Hoch wirst du ob der Menschheit thronen!“
Und so schreibt das Oxford Committee for Famine Relief, Oxfam Deutschland, in seiner Pressemitteilung vom Januar 2024 zu seinem aktuellen „Bericht zur sozialen Ungleichheit“:
„Die fünf reichsten Männer haben ihr Vermögen seit 2020 verdoppelt, fünf Milliarden Menschen sind ärmer geworden. Superreiche und Konzerne profitieren von Inflation, Kriegen und Pandemie, während die meisten Menschen unter den Folgen leiden.“
Zu dem „Sockel“ von rund 600 Millionen hungernden Menschen in der Welt, die meisten von ihnen Kinder, deren Schicksal das christliche Abendland ausblendet oder an das es sich gewöhnt hat, sind wegen der synchronisierten und katastrophalen Coronapolitik weitere 160 Millionen Menschen hinzugekommen, die in absolute Armut fielen und von denen viele verhungerten (25).

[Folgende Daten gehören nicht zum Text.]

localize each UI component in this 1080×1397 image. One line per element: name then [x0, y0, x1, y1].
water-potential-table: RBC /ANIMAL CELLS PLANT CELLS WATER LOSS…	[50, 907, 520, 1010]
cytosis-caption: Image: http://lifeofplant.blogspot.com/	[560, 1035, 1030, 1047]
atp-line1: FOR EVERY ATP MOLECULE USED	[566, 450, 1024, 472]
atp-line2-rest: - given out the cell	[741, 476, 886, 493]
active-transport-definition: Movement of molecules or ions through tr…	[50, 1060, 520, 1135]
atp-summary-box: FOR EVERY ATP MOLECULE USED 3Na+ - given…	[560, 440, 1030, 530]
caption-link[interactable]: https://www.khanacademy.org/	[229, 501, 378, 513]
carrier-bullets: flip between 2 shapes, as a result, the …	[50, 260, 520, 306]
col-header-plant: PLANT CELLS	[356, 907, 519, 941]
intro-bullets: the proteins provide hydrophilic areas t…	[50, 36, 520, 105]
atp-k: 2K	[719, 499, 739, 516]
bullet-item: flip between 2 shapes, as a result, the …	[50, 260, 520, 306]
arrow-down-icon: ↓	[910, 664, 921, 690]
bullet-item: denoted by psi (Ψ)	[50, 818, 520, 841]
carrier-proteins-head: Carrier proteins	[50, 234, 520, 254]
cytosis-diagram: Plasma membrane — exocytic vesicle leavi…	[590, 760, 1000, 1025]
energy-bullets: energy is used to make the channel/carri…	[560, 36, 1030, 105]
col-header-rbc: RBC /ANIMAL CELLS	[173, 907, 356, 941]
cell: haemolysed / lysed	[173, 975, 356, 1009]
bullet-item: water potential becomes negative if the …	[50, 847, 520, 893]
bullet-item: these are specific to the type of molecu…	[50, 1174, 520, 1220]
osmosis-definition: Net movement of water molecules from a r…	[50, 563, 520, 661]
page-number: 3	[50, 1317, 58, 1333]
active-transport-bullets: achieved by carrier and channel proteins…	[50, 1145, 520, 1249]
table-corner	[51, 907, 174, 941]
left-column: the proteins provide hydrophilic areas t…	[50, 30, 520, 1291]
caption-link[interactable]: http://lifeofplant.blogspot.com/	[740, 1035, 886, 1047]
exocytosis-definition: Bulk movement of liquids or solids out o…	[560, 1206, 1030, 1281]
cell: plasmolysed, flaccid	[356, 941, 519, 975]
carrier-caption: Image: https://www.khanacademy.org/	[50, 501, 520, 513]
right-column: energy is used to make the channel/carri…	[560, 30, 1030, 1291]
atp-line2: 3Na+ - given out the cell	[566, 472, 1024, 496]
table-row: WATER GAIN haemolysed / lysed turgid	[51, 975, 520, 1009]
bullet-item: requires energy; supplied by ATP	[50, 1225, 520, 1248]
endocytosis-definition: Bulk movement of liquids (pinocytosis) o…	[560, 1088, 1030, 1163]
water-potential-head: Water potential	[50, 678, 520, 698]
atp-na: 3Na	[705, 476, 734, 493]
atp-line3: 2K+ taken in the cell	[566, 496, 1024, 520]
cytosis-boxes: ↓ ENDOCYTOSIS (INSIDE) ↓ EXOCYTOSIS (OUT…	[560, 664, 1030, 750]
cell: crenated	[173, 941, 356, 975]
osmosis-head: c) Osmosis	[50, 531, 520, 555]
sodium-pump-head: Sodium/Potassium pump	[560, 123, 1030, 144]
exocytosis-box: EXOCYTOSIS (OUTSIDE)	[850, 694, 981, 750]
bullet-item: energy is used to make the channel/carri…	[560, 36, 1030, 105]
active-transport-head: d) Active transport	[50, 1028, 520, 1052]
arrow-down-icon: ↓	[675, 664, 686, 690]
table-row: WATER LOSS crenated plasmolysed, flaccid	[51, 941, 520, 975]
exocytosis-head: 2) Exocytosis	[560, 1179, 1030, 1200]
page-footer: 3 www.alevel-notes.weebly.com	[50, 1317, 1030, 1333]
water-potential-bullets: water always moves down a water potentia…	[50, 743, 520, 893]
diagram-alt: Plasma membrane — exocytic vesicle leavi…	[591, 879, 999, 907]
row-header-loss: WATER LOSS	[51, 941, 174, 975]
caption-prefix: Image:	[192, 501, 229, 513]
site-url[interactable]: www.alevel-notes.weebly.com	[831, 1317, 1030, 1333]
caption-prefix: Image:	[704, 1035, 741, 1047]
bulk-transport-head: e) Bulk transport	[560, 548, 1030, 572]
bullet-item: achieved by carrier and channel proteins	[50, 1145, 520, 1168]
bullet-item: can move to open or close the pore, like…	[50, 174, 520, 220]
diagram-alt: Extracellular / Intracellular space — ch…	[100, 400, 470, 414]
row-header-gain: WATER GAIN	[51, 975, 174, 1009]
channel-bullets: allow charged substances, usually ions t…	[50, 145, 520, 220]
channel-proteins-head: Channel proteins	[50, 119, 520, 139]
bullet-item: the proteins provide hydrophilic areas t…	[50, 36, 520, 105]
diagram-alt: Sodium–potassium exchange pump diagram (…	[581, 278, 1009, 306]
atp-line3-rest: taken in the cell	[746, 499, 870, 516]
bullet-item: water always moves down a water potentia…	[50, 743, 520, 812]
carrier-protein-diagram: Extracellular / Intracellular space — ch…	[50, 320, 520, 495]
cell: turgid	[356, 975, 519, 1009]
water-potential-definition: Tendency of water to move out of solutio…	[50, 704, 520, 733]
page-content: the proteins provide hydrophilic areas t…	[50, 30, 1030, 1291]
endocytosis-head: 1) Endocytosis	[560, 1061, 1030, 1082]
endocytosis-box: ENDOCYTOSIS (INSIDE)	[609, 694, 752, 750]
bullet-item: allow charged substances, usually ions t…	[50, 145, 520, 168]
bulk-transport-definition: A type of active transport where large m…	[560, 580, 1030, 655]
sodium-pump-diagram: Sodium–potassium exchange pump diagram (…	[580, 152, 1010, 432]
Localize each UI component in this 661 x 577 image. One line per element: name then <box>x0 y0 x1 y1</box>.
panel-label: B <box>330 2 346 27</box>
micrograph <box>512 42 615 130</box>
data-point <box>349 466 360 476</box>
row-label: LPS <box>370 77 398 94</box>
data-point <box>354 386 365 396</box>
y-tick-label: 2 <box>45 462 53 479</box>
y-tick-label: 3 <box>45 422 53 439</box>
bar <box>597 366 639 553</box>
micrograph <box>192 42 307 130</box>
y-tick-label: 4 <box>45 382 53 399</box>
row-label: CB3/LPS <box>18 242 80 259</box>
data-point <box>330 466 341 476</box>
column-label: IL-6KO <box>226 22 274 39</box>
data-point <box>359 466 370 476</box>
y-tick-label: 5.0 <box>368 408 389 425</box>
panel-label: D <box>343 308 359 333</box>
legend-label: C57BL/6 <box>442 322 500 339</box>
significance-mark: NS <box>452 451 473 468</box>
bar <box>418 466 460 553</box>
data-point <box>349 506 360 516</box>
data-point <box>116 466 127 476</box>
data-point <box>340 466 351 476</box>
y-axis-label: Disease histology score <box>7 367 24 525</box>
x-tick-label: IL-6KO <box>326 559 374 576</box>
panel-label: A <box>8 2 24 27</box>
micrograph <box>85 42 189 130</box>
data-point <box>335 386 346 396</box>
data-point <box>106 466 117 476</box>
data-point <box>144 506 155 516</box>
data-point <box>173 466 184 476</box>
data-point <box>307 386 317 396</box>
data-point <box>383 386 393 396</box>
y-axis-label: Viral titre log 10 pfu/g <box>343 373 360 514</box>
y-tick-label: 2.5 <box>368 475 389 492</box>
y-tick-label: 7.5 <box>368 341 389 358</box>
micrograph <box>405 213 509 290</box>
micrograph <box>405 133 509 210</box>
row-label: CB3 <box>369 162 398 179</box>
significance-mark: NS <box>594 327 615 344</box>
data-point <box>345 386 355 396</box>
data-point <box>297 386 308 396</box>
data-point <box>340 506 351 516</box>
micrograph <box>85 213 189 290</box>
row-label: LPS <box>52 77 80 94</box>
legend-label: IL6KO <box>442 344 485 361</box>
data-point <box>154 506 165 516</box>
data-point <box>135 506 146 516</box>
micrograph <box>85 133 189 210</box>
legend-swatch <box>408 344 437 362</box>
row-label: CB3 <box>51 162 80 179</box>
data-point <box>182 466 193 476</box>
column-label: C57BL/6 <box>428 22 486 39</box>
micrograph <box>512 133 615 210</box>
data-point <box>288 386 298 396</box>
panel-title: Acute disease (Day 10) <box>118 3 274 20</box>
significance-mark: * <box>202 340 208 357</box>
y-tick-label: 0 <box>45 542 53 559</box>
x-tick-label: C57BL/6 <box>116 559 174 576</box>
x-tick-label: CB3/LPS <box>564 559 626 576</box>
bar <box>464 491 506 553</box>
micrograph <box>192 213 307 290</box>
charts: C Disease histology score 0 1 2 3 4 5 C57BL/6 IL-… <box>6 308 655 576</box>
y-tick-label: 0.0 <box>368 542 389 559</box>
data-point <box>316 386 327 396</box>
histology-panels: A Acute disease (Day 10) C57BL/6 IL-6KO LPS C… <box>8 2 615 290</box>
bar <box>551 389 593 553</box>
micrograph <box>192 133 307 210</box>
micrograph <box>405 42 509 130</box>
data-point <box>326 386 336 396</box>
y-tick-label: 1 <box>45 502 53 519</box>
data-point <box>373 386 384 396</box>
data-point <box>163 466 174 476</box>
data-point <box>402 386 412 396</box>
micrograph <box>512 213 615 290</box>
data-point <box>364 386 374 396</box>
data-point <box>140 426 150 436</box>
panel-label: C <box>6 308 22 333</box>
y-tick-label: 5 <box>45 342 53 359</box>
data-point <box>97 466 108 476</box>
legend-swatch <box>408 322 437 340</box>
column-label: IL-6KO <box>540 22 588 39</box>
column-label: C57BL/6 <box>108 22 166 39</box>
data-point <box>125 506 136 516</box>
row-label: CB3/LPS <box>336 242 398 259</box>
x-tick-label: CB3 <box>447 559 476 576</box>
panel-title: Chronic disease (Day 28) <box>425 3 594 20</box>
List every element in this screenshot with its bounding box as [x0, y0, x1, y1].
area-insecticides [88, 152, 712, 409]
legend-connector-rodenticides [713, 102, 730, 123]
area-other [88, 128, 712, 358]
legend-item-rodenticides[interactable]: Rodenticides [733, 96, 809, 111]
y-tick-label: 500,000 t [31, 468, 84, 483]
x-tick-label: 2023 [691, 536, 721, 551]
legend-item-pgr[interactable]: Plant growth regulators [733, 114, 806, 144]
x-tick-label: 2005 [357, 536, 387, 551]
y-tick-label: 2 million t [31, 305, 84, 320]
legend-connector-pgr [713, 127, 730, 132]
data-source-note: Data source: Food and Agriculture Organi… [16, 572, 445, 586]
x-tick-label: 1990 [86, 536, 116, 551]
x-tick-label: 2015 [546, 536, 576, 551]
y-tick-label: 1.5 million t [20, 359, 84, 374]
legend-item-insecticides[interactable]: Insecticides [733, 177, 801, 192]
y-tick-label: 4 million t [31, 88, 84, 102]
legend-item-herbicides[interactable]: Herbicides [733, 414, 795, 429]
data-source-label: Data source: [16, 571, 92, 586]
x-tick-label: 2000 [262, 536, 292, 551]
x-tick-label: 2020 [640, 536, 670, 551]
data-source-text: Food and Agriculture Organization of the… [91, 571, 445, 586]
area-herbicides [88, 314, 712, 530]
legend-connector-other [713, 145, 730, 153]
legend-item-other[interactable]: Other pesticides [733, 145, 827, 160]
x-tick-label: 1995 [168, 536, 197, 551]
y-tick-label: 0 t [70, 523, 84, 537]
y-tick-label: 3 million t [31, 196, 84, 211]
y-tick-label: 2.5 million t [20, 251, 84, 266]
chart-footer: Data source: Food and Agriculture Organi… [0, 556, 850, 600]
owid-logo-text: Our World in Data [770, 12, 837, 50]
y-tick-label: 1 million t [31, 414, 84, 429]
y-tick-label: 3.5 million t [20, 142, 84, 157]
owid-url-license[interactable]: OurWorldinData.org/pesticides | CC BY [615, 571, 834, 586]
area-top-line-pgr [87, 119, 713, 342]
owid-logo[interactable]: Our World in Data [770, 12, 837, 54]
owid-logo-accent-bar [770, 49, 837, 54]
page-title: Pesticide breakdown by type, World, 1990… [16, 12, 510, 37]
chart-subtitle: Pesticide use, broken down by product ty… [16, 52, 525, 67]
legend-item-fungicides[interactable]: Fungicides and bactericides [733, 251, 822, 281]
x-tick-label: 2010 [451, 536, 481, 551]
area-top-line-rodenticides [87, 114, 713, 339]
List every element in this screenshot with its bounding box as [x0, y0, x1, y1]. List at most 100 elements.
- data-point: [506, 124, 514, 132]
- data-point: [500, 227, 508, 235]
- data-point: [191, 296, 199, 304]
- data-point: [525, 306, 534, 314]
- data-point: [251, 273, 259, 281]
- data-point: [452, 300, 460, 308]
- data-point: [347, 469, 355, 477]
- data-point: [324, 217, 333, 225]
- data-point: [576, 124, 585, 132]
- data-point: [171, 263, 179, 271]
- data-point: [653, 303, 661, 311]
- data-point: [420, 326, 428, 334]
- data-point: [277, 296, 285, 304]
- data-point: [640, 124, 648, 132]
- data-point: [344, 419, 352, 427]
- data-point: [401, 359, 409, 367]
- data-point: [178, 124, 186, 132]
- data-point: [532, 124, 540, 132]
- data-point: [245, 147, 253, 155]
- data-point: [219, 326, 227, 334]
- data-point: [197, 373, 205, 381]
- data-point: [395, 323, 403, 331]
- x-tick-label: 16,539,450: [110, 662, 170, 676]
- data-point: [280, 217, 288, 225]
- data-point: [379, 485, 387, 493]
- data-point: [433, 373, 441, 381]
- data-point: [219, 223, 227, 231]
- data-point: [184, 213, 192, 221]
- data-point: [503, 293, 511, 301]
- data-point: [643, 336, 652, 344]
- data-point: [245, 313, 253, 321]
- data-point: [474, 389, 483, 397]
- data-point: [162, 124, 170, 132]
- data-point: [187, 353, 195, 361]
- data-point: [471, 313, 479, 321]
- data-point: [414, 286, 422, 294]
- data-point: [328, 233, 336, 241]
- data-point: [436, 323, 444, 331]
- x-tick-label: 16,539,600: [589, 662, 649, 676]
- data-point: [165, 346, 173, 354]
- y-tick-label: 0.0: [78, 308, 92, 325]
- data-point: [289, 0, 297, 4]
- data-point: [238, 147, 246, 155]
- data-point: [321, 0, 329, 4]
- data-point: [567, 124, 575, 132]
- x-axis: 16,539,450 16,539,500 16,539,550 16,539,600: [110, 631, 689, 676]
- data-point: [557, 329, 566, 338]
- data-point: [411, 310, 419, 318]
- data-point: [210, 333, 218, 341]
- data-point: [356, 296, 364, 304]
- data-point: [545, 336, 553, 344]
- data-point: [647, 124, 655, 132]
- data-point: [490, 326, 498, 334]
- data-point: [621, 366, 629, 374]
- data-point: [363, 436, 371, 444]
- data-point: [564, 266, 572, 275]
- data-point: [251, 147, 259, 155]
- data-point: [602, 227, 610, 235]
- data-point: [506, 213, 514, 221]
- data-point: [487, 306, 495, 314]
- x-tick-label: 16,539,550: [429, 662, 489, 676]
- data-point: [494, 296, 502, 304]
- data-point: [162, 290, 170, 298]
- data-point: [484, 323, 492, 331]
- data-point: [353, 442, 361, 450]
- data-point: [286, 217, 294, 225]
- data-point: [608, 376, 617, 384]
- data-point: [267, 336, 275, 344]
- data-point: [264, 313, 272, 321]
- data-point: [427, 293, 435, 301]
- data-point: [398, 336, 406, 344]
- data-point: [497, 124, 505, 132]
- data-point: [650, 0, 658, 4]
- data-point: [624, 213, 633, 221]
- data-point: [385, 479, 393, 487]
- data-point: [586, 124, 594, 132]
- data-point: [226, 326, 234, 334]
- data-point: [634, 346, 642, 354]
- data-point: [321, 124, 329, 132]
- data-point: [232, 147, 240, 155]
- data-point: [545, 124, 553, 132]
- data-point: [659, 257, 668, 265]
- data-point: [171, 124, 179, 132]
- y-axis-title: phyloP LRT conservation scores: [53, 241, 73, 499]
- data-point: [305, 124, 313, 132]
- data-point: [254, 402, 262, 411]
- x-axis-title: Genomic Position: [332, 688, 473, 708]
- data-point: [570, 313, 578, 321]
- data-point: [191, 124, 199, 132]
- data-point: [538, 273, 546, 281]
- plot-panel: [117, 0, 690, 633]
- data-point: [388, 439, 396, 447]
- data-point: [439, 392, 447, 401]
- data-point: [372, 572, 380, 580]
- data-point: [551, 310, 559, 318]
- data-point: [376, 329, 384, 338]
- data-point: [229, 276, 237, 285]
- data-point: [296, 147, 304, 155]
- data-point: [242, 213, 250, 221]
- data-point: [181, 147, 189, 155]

„Corona“ erwies sich als die Krone der Ungerechtigkeit. Aber, so Friedrich: „Die neu gemachten Schulden, die offensichtliche Inkompetenz, historische Fehlentscheidungen gepaart gar mit Lügen der Staaten und Politik haben die Fragilität des Systems demaskiert und haben das Vertrauen der Menschen in die Politik und den Staat weiter erodieren lassen“ (26).
Die angebahnte, von Antje Vollmer erwartete und herbeigesehnte Erschütterung birgt anschließend die Chance des Aufbruchs in eine „lebenswerte Zukunft“, in der Kriege verlernt sind. „Was Europa immer wieder zu lernen hatte und historisch meist verfehlte“, schreibt Vollmer, „ist die Kunst der Selbstbegrenzung, der friedlichen Nachbarschaft, der Fairness, der Wahrung gegenseitiger Interessen und des Respekts voreinander. Was Europa endlich verlernen muss, ist das ständige Verteilen von Ketzerhüten, das Ausmachen von Achsen des Bösen und von immer neuen Schurkenstaaten“ (27).
Um diese Feindbilder, die für Herrschende nötig sind, um ihre Untertanen in Kriege zu hetzen und ihr Vermögen in Hochrüstung und Militär zu verschleudern, vor allem aber um Möglichkeiten, diese Kriegstreiberei zu überwinden, soll es schwerpunktmäßig in meinem nächsten Beitrag in der Serie zum angestrebten „Lernziel Pazifismus“ gehen.